There are few visible local women in Eressos, but I speak to an older shopkeeper, who tells me that the lesbians bring some excitement to what is "a very ordinary Greek village".  "I could easily be a lesbian if I was younger," says another woman.  "It would be far easier.  Those women are lovely and I have a horrible husband"

- Guardian, 8 May 2008

Contextualising the humble shed

[Architect] John Jessop [has] earned a cult following among his colleagues after his withering comments were leaked in an e-mail which has been sent all round the country.

After being asked to fill in a "design access statement" for a storage shed on a small farm, he wrote: "The density is like on a farm, the social context is a farm in the country, the economic context is farming in the United Kingdom in 2008 (which is not very economic), the opportunities are to store equipment inside rather than the outside, the constraint is the planning system."

And under a section headed Context Analysis, he said: "The use is compatible with a farm because it is a farm building.  It is located where it is because it is in the most convenient place, being on the farm and near the farmhouse."

Mr Jessop said he launched his attack on planning red tape after the planning and amenities department of Mendip District Council in Somerset sent him a lengthy form with what he saw as a serious of "silly" questions.

- Telegraph, 6 May 2008

Cattle nappies

Trucking companies in Southland have united to claim that they shouldn't be responsible for stock effluent discharges from their trucks when transporting cattle, after one of their number was fined $750 by Environment Southland for waste discharges in Invercargill.  New Zealand Road Transport Association spokesman Tony Friedlander made the obvious point that 'You can't really expect livestock to keep their legs crossed for the whole day'. 
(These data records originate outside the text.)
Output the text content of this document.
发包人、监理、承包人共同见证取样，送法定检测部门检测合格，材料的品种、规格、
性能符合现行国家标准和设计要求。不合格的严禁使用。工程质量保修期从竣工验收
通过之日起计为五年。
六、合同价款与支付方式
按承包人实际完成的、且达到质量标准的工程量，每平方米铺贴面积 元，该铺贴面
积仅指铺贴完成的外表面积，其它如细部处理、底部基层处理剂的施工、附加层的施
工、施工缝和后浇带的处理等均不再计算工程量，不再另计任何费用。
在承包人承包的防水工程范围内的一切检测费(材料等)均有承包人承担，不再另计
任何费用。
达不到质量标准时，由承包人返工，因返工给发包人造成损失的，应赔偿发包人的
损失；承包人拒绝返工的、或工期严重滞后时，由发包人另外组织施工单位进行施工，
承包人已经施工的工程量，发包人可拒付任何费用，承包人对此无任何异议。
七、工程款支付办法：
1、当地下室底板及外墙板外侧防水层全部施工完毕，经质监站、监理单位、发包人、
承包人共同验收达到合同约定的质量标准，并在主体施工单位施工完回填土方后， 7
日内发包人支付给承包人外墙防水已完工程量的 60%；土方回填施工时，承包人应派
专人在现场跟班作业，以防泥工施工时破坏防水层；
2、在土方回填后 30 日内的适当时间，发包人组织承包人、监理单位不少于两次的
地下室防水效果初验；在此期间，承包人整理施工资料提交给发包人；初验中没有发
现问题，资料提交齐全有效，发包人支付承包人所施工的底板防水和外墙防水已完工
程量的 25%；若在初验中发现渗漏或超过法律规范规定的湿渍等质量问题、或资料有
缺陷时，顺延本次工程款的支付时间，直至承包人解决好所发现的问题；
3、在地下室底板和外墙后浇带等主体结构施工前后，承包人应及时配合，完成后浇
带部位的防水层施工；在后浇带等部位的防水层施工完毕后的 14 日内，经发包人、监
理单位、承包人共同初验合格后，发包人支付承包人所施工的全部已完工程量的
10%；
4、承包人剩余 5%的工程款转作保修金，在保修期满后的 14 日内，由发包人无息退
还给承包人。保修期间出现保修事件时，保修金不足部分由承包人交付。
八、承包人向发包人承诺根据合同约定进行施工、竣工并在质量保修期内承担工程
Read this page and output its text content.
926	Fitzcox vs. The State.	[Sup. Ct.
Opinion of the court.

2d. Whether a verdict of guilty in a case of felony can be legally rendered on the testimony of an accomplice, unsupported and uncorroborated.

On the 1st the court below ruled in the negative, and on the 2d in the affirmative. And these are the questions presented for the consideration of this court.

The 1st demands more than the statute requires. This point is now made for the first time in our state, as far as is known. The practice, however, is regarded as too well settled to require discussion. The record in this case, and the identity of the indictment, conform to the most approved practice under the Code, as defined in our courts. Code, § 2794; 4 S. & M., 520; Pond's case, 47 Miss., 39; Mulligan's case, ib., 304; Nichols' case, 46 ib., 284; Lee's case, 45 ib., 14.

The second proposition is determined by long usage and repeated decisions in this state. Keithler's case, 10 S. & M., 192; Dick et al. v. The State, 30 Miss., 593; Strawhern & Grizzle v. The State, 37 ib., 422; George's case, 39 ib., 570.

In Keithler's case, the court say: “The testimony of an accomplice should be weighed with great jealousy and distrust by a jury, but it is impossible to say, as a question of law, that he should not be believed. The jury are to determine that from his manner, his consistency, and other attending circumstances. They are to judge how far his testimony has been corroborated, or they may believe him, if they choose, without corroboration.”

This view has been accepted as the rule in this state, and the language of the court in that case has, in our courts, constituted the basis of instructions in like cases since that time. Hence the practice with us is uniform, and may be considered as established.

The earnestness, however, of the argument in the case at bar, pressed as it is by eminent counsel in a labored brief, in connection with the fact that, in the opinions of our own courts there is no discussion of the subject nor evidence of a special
They're missing a trick for a major new product line.  What self-respecting trucker or farmer would be seen dead without his cows sporting all-new comfort-fit Cattle Nappies?  We could call them Cattle Diapers for the American market, of course. 

- Source: Southland Times, 8 May 2008

02 May 2008

How scarfies save on heating

They'd be spending every waking hour in the Otago Museum's tropical forest exhibit, if they had any sense.  It certainly beats shivering in a freezing cold flat whilst wearing three layers of jerseys.  Oh wait, it's $8.50 for an entry ticket.  Is that cheaper than running a one-bar heater?  And, more importantly, what is Willa O'Neill's view on the important matter of student accommodation heating in Dunedin?